Cette malformation heurte et divise les parents. Il est si réconfortant de croire que l'enfant est pur, innocent, préservé - comme une enfance sans cesse réhabilitée - de ces horreurs qui accompagnent la maturité. Premier thème subtil, riche d'abîmes, de ce roman de Christophe Donner. Mais le titre, "Les sentiments", donne à réfléchir. A l'opposé de tous les romans familiaux (cf. Mauriac, Bazin ou Queffelec) focalisés sur l'enfant qui se débat contre la tyrannie parentale, Christophe Donner explore l'autre catastrophe : l'amour que les parents s'obligent à éprouver pour leur rejeton.

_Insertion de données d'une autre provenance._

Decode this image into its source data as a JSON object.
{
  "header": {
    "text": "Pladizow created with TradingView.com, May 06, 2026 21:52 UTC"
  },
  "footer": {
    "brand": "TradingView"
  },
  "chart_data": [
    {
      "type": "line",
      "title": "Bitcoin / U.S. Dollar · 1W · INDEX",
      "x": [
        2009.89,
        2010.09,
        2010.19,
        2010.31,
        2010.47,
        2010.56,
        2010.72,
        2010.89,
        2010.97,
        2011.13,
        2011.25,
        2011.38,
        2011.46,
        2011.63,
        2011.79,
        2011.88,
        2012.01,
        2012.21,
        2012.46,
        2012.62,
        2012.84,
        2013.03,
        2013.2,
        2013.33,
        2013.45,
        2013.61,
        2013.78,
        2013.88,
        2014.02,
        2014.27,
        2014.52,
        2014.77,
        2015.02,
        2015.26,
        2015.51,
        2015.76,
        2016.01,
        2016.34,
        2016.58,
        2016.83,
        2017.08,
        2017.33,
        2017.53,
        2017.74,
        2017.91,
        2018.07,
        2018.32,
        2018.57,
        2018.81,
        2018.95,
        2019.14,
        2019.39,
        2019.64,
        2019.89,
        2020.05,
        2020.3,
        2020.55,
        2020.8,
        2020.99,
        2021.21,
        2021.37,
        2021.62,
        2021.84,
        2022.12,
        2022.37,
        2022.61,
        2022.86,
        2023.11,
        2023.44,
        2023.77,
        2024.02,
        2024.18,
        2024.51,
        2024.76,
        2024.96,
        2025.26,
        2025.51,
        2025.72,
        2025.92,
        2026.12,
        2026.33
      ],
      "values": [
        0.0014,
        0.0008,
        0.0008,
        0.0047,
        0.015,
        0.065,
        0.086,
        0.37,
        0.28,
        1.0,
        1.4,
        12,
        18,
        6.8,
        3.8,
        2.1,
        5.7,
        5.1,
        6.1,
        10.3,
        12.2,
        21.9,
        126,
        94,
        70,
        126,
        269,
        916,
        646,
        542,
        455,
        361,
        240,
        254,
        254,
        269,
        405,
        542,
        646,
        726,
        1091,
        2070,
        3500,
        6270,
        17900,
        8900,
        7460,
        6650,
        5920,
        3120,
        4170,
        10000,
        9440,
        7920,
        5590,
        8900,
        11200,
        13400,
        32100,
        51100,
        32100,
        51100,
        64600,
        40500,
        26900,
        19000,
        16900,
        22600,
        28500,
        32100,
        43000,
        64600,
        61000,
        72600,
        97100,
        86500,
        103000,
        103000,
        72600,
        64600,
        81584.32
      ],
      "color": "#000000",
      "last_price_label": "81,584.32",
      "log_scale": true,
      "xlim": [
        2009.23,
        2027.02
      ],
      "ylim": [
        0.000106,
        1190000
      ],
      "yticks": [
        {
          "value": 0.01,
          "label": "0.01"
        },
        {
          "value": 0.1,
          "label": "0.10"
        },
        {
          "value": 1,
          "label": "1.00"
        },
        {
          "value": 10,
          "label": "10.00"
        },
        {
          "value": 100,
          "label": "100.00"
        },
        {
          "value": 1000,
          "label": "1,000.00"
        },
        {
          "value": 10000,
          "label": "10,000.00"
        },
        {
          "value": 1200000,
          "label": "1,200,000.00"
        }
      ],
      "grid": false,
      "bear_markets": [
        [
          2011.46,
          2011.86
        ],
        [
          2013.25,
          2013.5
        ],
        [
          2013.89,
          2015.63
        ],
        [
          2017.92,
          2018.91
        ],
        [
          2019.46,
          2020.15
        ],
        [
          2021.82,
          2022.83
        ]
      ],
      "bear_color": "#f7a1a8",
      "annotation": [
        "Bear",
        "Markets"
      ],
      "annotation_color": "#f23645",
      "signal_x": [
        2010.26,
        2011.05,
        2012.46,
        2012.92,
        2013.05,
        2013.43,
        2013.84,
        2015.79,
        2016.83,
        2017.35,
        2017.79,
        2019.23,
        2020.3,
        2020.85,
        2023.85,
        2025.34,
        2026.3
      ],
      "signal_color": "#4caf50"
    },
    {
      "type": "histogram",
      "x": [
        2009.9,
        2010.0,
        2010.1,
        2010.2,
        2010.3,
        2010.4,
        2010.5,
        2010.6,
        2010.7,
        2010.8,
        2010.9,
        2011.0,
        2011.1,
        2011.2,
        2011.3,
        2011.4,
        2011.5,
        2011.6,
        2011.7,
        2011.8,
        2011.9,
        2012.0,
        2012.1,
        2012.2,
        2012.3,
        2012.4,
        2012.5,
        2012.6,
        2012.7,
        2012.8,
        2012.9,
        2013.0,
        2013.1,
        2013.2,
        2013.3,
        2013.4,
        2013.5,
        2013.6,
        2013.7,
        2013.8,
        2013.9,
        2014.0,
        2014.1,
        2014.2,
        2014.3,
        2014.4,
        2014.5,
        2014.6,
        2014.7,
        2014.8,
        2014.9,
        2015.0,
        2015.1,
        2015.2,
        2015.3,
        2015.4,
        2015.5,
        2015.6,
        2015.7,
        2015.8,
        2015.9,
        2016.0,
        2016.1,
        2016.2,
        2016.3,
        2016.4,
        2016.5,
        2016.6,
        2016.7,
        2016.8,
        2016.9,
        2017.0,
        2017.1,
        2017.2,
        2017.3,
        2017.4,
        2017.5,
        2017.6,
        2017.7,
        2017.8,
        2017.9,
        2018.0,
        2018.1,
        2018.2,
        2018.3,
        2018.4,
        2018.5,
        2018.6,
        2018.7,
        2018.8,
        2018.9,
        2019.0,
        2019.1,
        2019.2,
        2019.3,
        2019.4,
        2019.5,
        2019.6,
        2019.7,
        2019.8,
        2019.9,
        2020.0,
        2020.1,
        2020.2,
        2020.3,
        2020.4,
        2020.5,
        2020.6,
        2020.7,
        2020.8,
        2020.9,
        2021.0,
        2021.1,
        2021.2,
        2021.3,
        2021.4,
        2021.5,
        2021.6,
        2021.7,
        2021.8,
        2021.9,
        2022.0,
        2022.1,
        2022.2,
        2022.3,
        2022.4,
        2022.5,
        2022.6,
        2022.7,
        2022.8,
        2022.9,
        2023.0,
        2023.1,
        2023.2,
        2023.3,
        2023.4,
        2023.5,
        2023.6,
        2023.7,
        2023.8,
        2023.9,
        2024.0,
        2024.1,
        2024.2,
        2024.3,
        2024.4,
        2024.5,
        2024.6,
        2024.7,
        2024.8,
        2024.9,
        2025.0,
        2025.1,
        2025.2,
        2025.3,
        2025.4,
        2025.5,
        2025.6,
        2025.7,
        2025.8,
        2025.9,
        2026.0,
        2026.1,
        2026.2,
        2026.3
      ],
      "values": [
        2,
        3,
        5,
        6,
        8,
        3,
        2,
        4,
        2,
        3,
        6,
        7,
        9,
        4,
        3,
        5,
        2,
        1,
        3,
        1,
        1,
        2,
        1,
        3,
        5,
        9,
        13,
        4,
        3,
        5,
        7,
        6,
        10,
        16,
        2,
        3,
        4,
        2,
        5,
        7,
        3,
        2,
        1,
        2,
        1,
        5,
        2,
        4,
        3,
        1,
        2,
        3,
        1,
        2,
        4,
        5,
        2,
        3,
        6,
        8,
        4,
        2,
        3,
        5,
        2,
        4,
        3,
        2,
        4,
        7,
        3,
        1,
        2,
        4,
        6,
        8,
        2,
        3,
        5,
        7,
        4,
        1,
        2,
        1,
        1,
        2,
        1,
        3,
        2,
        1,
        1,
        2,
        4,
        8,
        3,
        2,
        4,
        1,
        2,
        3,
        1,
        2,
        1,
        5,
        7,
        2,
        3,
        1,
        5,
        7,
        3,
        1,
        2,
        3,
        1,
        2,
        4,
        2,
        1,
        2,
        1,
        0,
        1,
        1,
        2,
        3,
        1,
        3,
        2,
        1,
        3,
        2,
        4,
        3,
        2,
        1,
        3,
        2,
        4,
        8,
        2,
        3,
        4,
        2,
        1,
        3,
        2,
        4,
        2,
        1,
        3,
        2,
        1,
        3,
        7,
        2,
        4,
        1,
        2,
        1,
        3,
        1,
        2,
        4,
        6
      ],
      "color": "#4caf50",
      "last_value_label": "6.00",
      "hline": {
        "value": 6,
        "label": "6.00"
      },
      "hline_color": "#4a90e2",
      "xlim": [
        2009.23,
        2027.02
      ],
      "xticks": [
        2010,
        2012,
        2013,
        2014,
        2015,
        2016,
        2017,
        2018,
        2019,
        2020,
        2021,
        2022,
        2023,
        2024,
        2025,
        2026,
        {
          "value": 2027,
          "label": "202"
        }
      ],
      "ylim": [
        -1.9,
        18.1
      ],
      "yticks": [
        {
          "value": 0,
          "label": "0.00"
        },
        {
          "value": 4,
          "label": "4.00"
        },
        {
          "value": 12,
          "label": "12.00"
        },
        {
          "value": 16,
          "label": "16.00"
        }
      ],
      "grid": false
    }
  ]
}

Amour forcené qui peut engendrer la culpabilité lorsque l'on craint de ne pas suffisamment aimer l'enfant différent ou, pire encore, de le haïr parce qu'il vous abandonne et révèle - par son refus d'être une «chose» passive - les tricheries sirupeuses des adultes, ces «sentiments» sacrés censés nous sauver de la solitude du monde.
L'écriture sobre et vibrante, l'économie des moyens donnent aux "Sentiments" la puissance d'un sacrifice rituel. Le portrait du père, sentimental et égoïste, est remarquablement réussi.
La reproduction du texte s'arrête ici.